Funny he should mention that.  Yesterday, Reuters released a survey that showed consumers plan to scale back spending during the upcoming Christmas season, which is bad news for retailers:

 Most than a quarter of Americans expect to spend less during the holidays this year, a survey showed on Monday in an early sign that retailers will have to try harder to win shoppers in the biggest selling season of the year.

The findings underscore the fragility of the U.S. recovery, since consumer spending accounts for almost 70 percent of the nation’s economy.

About 27 percent of people surveyed by America’s Research Group said they planned to spend less this year, while about 55 percent expects to spend only as much as last year. …

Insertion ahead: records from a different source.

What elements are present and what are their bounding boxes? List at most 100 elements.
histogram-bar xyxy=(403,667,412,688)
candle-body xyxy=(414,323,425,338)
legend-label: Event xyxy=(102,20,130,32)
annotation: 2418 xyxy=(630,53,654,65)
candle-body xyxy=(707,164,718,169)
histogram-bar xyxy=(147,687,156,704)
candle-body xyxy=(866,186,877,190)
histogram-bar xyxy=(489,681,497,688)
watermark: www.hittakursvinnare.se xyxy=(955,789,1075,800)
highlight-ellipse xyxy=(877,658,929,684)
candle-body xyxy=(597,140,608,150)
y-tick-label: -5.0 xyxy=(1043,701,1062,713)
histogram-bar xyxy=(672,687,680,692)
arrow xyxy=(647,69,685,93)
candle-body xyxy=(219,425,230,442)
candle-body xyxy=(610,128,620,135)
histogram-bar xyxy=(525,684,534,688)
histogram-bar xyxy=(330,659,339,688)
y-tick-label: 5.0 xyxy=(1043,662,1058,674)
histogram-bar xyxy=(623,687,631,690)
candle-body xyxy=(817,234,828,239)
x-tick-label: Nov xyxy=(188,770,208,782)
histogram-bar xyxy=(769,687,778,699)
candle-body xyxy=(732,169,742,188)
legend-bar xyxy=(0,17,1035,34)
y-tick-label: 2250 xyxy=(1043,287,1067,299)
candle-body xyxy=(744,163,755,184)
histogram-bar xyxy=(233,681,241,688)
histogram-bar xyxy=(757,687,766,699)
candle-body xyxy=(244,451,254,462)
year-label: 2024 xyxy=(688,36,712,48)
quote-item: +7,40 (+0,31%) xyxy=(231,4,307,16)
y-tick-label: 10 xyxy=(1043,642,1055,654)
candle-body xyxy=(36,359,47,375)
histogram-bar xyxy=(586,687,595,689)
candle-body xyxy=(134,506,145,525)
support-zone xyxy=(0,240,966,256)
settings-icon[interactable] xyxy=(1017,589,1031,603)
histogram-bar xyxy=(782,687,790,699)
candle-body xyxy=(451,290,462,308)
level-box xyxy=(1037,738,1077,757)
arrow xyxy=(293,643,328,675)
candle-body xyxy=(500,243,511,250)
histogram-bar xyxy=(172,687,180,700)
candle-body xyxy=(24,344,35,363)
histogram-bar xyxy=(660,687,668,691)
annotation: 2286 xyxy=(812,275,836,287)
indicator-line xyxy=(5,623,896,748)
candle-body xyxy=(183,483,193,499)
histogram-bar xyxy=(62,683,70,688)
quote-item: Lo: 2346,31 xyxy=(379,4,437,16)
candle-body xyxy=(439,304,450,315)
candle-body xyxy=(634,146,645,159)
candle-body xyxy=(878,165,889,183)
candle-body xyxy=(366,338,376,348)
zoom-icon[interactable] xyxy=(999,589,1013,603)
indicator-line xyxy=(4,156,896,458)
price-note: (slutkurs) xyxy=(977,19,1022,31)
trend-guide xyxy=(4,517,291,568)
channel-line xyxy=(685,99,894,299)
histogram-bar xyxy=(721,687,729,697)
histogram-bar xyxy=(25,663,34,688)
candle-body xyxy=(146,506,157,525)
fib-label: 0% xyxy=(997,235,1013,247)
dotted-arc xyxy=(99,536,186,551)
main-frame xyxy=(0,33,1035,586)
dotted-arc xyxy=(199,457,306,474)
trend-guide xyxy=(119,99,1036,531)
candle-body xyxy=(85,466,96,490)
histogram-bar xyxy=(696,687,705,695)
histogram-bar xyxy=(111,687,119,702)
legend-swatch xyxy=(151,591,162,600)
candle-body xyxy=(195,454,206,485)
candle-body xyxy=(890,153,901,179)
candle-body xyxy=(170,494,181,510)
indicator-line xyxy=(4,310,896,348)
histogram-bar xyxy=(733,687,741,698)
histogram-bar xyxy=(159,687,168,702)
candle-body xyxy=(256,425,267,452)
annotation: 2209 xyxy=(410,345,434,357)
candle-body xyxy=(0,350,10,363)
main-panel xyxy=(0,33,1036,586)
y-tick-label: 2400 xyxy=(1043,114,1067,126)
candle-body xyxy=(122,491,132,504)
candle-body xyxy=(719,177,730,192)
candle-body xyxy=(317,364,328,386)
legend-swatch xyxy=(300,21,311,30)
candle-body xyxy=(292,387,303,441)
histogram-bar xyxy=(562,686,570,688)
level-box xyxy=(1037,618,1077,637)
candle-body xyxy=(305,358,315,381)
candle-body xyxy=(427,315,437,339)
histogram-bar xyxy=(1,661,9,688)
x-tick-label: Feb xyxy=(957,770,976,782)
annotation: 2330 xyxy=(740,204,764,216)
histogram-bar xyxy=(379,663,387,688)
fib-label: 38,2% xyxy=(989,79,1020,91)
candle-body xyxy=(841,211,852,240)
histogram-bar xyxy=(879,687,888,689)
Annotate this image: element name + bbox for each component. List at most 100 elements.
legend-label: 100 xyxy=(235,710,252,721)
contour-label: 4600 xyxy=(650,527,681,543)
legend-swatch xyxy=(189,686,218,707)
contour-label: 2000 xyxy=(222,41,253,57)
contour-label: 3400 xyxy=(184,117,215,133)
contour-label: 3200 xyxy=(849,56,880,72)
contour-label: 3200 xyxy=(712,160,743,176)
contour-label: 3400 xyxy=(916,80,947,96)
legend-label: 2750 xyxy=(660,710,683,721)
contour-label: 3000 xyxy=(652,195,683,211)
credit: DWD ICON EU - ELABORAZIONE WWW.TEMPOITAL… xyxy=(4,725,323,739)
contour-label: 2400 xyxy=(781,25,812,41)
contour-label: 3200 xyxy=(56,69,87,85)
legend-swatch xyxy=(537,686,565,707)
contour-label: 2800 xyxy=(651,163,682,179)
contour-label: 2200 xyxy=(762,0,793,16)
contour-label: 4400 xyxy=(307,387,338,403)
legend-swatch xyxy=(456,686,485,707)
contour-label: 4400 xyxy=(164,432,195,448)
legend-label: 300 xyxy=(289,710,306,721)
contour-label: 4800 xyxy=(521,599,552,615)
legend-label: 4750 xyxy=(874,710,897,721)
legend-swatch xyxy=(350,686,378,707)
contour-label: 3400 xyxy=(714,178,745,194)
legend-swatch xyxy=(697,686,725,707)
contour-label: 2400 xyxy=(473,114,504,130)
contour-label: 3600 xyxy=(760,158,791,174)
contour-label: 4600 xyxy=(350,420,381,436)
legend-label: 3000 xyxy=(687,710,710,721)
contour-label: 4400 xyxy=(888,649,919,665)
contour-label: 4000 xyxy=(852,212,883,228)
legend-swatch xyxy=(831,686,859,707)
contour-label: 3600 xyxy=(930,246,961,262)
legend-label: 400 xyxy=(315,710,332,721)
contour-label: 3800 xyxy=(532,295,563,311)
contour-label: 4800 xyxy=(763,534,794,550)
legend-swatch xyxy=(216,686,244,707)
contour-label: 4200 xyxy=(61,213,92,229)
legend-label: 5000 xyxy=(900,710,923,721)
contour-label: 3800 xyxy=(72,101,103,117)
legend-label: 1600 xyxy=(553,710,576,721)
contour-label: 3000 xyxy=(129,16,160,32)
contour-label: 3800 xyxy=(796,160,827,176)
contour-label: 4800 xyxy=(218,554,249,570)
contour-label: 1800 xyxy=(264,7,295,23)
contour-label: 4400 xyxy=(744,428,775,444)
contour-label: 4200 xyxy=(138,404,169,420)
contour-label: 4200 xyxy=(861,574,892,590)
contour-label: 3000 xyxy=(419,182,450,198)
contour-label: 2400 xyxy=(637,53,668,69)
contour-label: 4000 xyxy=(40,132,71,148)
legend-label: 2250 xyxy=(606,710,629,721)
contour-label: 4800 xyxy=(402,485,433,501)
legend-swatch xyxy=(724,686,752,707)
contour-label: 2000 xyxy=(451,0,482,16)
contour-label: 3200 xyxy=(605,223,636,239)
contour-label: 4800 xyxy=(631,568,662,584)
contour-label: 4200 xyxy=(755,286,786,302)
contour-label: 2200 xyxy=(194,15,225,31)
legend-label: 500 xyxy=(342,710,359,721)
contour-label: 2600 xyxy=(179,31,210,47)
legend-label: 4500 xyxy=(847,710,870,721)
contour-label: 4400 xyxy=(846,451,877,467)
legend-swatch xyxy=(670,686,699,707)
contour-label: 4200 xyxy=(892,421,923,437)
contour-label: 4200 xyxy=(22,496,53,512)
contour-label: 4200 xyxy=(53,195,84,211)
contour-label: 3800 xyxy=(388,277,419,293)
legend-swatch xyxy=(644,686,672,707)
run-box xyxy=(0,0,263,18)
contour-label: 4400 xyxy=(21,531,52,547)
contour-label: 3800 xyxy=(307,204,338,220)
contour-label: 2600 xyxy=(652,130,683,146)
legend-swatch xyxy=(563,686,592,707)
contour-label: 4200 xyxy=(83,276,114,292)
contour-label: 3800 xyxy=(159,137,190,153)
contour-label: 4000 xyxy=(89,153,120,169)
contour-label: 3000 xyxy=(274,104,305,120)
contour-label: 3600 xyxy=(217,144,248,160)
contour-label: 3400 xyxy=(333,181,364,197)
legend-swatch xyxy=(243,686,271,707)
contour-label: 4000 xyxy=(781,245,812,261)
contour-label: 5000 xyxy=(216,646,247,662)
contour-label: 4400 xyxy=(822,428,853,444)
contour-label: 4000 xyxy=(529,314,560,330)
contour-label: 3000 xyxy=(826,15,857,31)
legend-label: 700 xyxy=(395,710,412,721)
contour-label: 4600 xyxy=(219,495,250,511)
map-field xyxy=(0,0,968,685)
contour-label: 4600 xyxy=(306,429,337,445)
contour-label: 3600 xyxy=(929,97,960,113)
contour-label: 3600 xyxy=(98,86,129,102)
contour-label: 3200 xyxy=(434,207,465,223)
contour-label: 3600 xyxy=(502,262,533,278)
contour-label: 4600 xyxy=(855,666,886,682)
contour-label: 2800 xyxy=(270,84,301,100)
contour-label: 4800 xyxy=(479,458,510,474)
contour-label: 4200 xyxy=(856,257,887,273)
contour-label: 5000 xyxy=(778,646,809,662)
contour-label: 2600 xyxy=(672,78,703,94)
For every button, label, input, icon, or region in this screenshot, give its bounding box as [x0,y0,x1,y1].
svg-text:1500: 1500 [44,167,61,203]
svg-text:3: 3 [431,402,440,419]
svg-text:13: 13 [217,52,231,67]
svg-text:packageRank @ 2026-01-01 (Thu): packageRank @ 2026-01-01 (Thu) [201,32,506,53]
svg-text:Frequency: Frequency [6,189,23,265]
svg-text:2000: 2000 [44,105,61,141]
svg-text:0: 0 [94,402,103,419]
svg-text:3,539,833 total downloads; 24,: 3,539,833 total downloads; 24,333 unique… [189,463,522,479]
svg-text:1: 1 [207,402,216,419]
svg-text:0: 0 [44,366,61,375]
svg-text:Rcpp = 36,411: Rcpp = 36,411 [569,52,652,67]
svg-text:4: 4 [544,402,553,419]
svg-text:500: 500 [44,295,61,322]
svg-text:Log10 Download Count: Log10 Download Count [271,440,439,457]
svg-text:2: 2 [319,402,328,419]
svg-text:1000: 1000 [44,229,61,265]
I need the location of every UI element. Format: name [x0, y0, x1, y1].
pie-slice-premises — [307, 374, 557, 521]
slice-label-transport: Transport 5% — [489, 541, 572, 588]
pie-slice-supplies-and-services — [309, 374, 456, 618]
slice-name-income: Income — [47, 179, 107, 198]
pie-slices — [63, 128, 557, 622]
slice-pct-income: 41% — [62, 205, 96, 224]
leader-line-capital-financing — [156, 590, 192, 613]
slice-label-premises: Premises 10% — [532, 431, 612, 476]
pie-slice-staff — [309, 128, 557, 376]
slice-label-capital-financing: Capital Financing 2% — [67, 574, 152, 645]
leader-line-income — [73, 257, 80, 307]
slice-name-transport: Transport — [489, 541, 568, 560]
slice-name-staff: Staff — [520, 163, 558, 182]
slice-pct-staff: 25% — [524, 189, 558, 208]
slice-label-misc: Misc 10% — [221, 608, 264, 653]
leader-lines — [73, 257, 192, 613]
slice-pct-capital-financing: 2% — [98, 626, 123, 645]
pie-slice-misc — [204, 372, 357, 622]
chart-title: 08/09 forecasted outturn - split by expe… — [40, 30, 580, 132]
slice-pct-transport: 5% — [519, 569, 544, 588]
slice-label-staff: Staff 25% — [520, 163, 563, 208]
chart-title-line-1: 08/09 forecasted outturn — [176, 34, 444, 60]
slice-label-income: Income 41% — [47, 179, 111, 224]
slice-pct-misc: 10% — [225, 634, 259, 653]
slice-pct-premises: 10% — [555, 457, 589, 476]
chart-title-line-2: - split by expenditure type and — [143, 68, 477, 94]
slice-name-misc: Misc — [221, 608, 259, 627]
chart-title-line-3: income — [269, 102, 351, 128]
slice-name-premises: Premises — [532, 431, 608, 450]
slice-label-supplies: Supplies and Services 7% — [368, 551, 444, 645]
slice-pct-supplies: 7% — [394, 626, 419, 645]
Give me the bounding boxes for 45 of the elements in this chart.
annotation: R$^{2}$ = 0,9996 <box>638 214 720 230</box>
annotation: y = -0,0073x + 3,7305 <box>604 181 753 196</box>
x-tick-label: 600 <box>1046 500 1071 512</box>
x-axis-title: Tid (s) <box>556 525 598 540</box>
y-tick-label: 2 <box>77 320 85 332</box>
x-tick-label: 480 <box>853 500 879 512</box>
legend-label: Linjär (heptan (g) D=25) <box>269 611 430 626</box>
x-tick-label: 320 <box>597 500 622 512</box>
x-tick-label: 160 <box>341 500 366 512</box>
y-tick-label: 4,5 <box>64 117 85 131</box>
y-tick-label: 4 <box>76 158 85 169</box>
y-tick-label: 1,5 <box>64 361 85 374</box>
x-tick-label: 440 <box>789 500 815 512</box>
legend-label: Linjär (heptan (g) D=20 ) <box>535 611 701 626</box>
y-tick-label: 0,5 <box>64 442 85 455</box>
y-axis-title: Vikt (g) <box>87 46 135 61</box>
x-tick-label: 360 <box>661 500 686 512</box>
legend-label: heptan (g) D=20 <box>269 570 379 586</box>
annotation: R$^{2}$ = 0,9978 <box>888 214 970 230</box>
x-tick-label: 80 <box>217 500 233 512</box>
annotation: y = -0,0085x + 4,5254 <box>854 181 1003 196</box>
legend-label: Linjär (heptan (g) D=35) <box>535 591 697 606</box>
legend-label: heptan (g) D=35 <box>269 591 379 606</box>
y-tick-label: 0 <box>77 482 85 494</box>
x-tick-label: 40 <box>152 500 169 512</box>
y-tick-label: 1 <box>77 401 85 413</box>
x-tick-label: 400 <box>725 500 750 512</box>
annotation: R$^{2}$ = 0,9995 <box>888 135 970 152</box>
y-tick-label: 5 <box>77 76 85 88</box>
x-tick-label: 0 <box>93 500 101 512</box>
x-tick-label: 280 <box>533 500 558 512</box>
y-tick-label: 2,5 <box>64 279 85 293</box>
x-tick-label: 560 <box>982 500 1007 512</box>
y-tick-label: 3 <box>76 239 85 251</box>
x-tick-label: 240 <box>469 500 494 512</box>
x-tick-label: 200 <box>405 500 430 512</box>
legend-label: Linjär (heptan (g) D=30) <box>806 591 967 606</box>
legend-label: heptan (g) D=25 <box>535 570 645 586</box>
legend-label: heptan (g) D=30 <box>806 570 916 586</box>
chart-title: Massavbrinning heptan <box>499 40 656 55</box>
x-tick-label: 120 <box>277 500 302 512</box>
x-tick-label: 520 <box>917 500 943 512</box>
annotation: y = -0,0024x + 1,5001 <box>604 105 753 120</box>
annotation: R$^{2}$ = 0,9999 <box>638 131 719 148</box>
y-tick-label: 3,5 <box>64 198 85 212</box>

“Retailers better be worried about Christmas,” America’s Research Group President Britt Beemer said in an interview. “If half of Americans believe it is going to be worse before it gets better, they may not be too excited about buying much this Christmas season.”

Today, the CBO released its economic projections for the next two years, and says to expect 9% unemployment through the end of next year:

Incoming data and other developments since early July, as well as the latest Blue Chip consensus forecast, suggest that economic growth for the remainder of this year and next is likely to be weaker than the agency anticipated—with growth in the vicinity of 1½ percent this year and around 2½ percent next year.

With output growing at that modest rate, CBO expects employment to expand very slowly during the rest of this year and next year, leaving the unemployment rate close to 9 percent through the end of 2012. Weakness in the demand for goods and services is the principal restraint on hiring, but structural impediments in the labor market—such as a mismatch between the requirements of existing job openings and the characteristics of job seekers—appear to be hindering hiring as well.

These are the wages of class warfare.  Even more basically, these are the entirely predictable outcomes of central economic planning, selective regulation, regulatory ambiguity, and mixed messages on tax rates and fiscal burdens.